Fazendo um balanço do trabalho que se desenvolve no espaço Saberes e Sabores, percebe-se que uma das preocupações existentes é usar sempre os produtos da cooperativa do Grupo, o que é verdadeiramente uma mais-valia, como confirma Manuel Nogueira “80% dos produtos

que chegam ao espaço são provenientes dos cooperadores” (E624). Do mesmo modo Anália Simões afirmou que “através das feiras damos a provar os nossos produtos a pessoas que

não tem nenhuma ligação connosco, que facilmente dizem aquilo que pensam; e gostam.
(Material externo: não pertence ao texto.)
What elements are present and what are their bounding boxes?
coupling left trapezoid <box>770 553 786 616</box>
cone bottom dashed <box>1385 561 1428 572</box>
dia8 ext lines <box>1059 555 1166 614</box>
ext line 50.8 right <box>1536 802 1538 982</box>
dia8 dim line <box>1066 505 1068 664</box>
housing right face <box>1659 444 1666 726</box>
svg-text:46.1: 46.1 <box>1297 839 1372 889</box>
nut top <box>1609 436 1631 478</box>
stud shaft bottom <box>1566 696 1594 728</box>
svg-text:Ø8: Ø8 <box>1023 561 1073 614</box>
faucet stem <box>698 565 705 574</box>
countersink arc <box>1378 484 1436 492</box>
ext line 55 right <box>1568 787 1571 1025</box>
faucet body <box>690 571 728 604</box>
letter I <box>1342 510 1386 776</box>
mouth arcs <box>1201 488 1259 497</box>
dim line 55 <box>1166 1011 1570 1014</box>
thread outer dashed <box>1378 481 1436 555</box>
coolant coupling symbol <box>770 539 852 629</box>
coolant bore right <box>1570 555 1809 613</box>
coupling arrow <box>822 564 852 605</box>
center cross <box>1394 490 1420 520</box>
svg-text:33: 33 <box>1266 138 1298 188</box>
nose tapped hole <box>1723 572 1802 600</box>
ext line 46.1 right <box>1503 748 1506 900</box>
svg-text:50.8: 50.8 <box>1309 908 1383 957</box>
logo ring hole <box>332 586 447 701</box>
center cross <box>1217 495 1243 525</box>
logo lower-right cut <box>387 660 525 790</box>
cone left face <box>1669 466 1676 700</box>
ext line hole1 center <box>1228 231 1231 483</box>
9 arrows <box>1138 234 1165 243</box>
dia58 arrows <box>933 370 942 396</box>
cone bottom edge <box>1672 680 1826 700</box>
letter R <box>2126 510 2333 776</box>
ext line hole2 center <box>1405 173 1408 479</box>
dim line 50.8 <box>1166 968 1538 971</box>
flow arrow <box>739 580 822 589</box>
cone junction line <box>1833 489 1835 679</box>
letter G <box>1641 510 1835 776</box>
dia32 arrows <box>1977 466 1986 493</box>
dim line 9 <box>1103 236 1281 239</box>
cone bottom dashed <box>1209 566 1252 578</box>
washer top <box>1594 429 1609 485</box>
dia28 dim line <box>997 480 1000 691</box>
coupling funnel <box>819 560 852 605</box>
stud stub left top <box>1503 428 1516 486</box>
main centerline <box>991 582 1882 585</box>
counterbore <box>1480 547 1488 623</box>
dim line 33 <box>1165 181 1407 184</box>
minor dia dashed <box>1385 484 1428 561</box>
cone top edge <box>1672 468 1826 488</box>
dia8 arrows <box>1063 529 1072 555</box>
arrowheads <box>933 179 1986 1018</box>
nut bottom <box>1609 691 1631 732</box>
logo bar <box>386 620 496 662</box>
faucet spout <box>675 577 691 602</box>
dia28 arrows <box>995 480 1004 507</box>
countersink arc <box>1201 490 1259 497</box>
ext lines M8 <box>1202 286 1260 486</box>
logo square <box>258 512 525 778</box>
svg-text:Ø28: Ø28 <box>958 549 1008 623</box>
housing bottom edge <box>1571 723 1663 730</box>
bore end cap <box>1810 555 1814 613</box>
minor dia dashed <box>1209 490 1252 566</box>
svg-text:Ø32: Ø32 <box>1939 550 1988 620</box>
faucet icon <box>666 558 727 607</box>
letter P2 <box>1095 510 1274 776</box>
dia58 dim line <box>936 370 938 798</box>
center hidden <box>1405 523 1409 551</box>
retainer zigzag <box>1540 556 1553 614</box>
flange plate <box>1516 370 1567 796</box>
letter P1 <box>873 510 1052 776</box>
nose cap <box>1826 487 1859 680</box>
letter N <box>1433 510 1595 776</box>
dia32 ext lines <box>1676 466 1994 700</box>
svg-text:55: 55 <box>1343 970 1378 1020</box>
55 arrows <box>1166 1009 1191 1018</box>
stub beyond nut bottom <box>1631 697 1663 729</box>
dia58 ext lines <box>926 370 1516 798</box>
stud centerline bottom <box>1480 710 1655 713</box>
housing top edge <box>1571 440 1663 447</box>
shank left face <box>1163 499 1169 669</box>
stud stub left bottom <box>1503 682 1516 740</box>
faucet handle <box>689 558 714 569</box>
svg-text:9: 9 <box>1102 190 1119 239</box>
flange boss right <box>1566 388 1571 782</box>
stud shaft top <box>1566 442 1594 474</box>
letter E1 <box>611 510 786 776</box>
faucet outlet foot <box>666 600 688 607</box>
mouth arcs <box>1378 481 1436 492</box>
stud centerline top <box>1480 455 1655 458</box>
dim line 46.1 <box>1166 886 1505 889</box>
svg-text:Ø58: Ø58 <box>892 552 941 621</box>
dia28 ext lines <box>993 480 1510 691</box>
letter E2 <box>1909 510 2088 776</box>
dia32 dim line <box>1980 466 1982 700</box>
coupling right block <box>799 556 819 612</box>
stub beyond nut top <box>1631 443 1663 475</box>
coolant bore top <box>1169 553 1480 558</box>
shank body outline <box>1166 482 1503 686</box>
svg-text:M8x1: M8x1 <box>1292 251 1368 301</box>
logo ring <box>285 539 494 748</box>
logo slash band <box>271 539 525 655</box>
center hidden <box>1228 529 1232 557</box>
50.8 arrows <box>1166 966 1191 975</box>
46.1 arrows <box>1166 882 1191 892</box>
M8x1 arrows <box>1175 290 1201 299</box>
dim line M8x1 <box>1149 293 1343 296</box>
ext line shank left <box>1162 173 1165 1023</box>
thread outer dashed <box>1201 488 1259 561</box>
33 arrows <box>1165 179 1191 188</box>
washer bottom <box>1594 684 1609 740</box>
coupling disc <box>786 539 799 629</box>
Apreciam principalmente as bolachas, acham um produto diferente, são sabores que não se encontram nas prateleiras do supermercado. (…) Gostam dos enchidos, como são curados com lenha, não têm nada a ver com os enchidos comprados no supermercado (…) As compotas também, com sabor de fruta caseira, que acabam por dar um sabor mais intenso”(E625

), quando lhe foi pedido que fizesse um feedback da sua experiência e mostrando o interesse que os produtos vão tendo, não só no espaço da instituição, como exteriormente, no mercado – revelando o êxito desta iniciativa.

No sentido de garantir o crescimento da marca, é objetivo do projeto expandi-la agora para lojas da região que tenham já uma linha gourmet.